Ma surprise avait été complète aussi, la semaine suivant la journée passée chez lui, lorsque Christian m’a fait parvenir par mail quinze fichiers pdf, soit l’intégralité de ce qu’il avait écrit ou coécrit – le livre Quand le travail rend fou, dont je reparlerai, mais aussi un éventail varié d’une cinquantaine de pages incluant notamment quelques chroniques publiées dans les colonnes du Monde ou dans des revues spécialisées, le texte de ses interventions dans des organismes de formation, des extraits de ses lectures ou encore quelques critiques d’art. Le tout pour un total de près de 300 pages.
Une image empruntée au cinéma
Je ne peux m’empêcher de penser à cela sans me demander s’il pressentait sa fin proche, en quelque sorte. En me racontant ses souvenirs dans le détail et longuement, avait-il un grand désir de transmettre ce qu’avait été sa vie et le fruit de son travail avant qu’il ne soit trop tard ? Précipitait-il, de la sorte, le moment où il atteindrait son propre « point de rupture » ? La vie sans sa chère épouse, défunte, lui était-elle devenue insupportable ? Qu’a-t-il vécu avec elle pour que tout le reste ne le retienne plus à la vie ?
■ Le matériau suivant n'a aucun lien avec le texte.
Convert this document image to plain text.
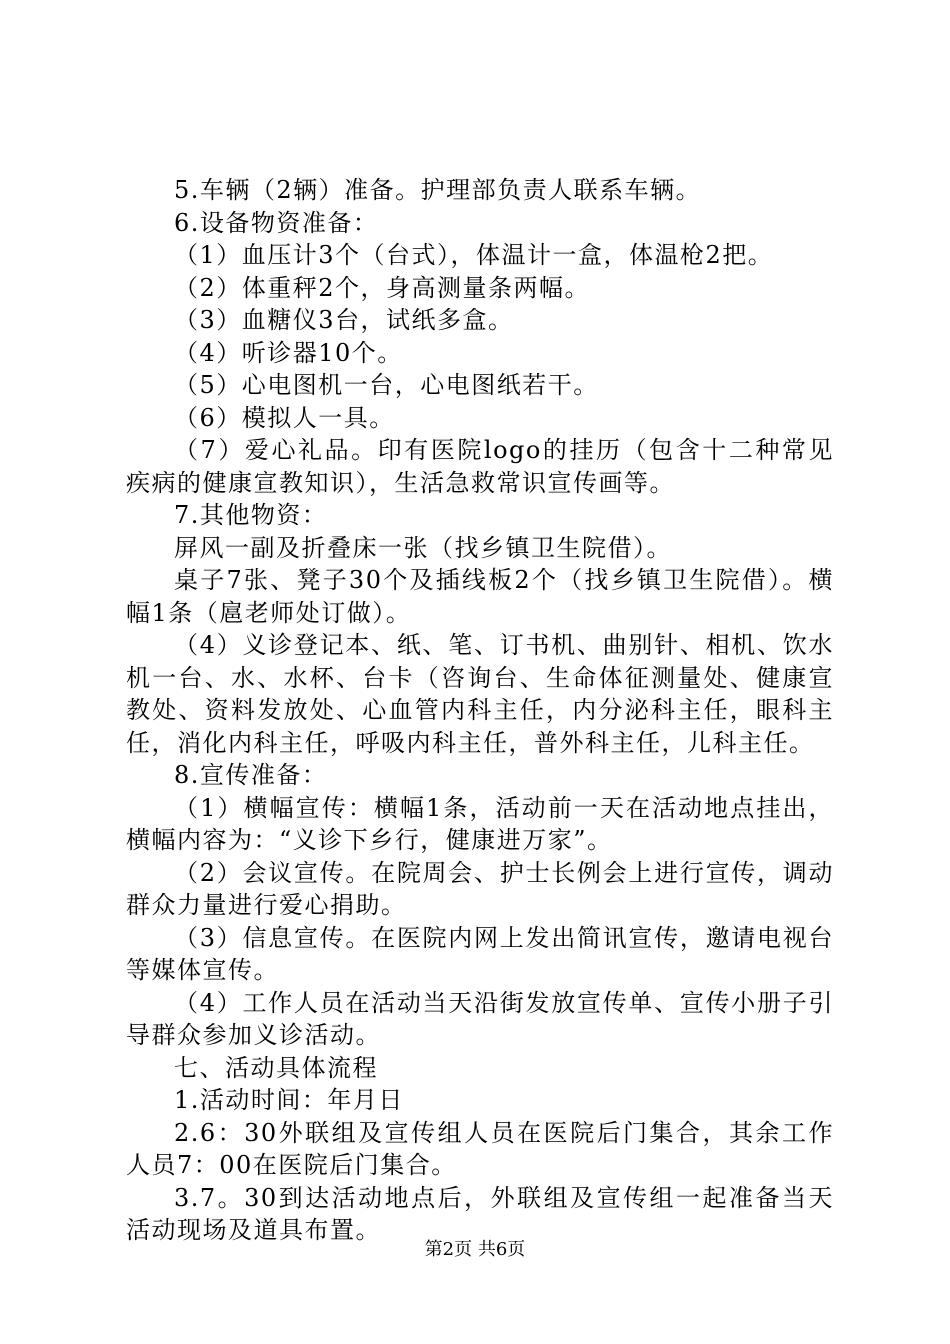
5.车辆（2辆）准备。护理部负责人联系车辆。

6.设备物资准备：

（1）血压计3个（台式），体温计一盒，体温枪2把。

（2）体重秤2个，身高测量条两幅。

（3）血糖仪3台，试纸多盒。

（4）听诊器10个。

（5）心电图机一台，心电图纸若干。

（6）模拟人一具。

（7）爱心礼品。印有医院logo的挂历（包含十二种常见疾病的健康宣教知识），生活急救常识宣传画等。

7.其他物资：

屏风一副及折叠床一张（找乡镇卫生院借）。

桌子7张、凳子30个及插线板2个（找乡镇卫生院借）。横幅1条（扈老师处订做）。

（4）义诊登记本、纸、笔、订书机、曲别针、相机、饮水机一台、水、水杯、台卡（咨询台、生命体征测量处、健康宣教处、资料发放处、心血管内科主任，内分泌科主任，眼科主任，消化内科主任，呼吸内科主任，普外科主任，儿科主任。

8.宣传准备：

（1）横幅宣传：横幅1条，活动前一天在活动地点挂出，横幅内容为：“义诊下乡行，健康进万家”。

（2）会议宣传。在院周会、护士长例会上进行宣传，调动群众力量进行爱心捐助。

（3）信息宣传。在医院内网上发出简讯宣传，邀请电视台等媒体宣传。

（4）工作人员在活动当天沿街发放宣传单、宣传小册子引导群众参加义诊活动。

七、活动具体流程

1.活动时间：年月日

2.6：30外联组及宣传组人员在医院后门集合，其余工作人员7：00在医院后门集合。

3.7。30到达活动地点后，外联组及宣传组一起准备当天活动现场及道具布置。

第2页 共6页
Et quand je dis « tout le reste », la liste est assez longue, entre l’amour de ses enfants, son amitié avec Shi Xiang au titre de laquelle il a accepté de me confier ses souvenirs, son engagement au travail, l’estime probable de ses pairs, peut-être la reconnaissance de ses patients, sans oublier son amour de l’art – chez lui, les murs sont recouverts de tableaux – et le plaisir qu’il éprouvait à goûter la saveur d’un plat. « Insuffisance cardiaque », m’a-t-on dit. Aussi puis-je me poser toutes les questions que je veux, je n’aurai jamais les réponses. D’autant que celles-ci sont peut-être vaines : qui sait ? Son décès peut tout aussi bien avoir une origine purement physiologique…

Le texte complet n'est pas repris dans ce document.